台風19号による雨で茨城県を流れる那珂川が決壊し氾濫したのに国土交通省関東地方整備局が氾濫を知らせる「氾濫発生情報」を出していなかった問題で、川の上流部分で同様に氾濫が起きた那須烏山と那珂川、茂木の1市2町の計10カ所にも同情報を出していなかったことが14日、同省への取材で分かった。同省の担当者は「同時多発的に氾濫が発生し、現場が混乱していた」と釈明している。

 台風19号で那珂川では、常陸大宮市と那珂市の堤防計3カ所が決壊し大規模な浸水が発生。同情報を発表しなかったとして、10月18日に赤羽一嘉(あかばかずよし)国交相や同整備局が謝罪していた。
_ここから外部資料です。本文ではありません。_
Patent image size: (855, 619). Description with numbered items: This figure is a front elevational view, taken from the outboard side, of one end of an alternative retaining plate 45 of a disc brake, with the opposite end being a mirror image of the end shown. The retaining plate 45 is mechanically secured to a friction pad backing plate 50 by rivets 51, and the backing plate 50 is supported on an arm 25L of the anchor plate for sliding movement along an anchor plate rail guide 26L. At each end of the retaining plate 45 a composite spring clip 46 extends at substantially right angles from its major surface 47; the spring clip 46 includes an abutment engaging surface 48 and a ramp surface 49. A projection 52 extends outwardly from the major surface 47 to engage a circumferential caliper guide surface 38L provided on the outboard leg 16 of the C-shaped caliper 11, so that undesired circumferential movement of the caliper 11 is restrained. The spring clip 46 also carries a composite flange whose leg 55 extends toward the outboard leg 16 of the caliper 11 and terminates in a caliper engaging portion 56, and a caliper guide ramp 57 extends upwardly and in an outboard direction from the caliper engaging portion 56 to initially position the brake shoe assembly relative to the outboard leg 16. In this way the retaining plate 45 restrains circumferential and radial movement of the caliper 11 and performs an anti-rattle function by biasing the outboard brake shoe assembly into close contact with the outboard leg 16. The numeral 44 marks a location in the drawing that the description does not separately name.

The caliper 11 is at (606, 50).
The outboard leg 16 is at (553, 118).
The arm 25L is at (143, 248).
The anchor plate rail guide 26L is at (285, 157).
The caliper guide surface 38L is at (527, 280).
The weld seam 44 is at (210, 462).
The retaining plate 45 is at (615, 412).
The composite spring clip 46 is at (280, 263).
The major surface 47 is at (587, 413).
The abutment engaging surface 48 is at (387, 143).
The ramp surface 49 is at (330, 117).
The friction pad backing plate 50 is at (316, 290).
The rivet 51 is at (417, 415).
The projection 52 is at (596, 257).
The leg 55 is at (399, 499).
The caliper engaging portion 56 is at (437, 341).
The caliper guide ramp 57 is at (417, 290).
 同省によると、その後の調査で、決壊はしなかったものの氾濫が発生した那須烏山の6カ所、那珂川の2カ所、茂木の2カ所にも同情報が出ていなかったことが判明した。茨城県内を含めると、那珂川では計16カ所の氾濫発生地点で同情報が出ていなかったことになるという。この問題を巡っては、常陸大宮市内で決壊した久慈川の堤防3カ所のうち、1カ所でも同情報が出ていなかったことも明らかになっている。

 川が氾濫した際、国は警戒レベルのうち最も高いレベル5に当たる同情報を出し、住民に最大限の警戒を求めることになっている。